The strict home-based prohibition measures, originally based in China, soon created shock waves that quickly disrupted the global trade of goods and services (travel and shipping) and production supply chains around the world. It can now be said that the trade will remain in quarantine in 2020, as prohibitions to go home are also imposed in Europe and the USA.

An unprecedented epidemic of limiting shock in the world can lead to the most serious recession of the century. This will have serious implications. The implementation of harsh home-keeping measures taken by governments has led to serious sacrifices without growth, as private consumption has suspended investment spending.

In Europe, governments only provide 1 trillion euro public guarantees for the Euro Area. (eg Germany 500 billion EUR, France 300 billion EUR, Spain 100 billion EUR) all of this is to prevent a sudden increase in corporate bankruptcies.
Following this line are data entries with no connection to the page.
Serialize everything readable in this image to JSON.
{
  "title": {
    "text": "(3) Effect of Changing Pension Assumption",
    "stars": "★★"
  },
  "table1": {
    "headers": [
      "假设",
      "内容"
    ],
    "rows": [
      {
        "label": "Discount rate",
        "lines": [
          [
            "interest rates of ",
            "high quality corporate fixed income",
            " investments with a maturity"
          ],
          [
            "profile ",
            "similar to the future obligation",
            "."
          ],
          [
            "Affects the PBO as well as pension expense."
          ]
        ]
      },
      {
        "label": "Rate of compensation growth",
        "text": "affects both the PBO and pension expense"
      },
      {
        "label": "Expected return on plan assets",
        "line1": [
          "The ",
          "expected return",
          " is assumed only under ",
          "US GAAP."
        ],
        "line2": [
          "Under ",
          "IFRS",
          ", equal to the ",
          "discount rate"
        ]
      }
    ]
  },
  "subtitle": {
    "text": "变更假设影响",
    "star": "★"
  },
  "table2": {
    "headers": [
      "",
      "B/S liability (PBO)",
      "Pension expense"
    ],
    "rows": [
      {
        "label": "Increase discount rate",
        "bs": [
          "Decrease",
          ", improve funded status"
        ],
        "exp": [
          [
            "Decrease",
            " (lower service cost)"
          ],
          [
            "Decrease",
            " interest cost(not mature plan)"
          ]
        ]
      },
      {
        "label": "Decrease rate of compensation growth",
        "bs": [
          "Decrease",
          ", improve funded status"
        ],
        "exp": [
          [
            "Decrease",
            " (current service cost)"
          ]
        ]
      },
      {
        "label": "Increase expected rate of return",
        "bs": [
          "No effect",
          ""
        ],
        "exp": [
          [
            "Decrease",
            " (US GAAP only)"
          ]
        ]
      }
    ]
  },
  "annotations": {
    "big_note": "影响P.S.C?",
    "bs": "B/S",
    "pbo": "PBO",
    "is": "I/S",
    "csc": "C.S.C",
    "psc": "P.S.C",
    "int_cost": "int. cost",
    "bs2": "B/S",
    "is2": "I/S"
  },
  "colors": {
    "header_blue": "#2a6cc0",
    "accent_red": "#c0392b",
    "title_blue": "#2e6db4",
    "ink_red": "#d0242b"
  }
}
There is an increase in budget expenditures exceeding 250 billion EUR in total. Measures taken include deferred debts, partial unemployment and support provided by national public banks. The ECB (European Central Bank) added an additional purchase measure of EUR 120 billion to the monthly purchases made under the monetary expansion of EUR 20 billion and last year for a year. In addition, the ECB launched a new Pandemic Emergency Purchase Program (PEPP) worth EUR 750 billion (about 6% of the Eur Region’s GDP).

In the US, the White House announced a $ 2 trillion (10% of GDP) financial package. The package includes guaranteed paid sick leave, food aid, corporate loan guarantees, loan allowances, income tax items, and infrastructure and health spending, as well as cash benefits to households. The Fed lowered the interest rates to 0-0.25 base point range and for liquidity problems; It announced $ 1.5 trillion in liquidity injections through new $ 700 billion of securities purchases and Repo operations.

South Korea, Taiwan, Hong Kong, Singapore and Malaysia have implemented fiscal revitalization measures. The fact that the financial accounts are generally healthy in developing European countries and that most Gulf countries have significant National Asset Funds also relieves the governments of these countries in terms of financial support.

Economic policies are reminiscent of those of the war period, and seem to be inadequate in combating the beast of the 100 Years. People-oriented packages should continue to provide unconditional support to capitals and industrialists in terms of sustainability.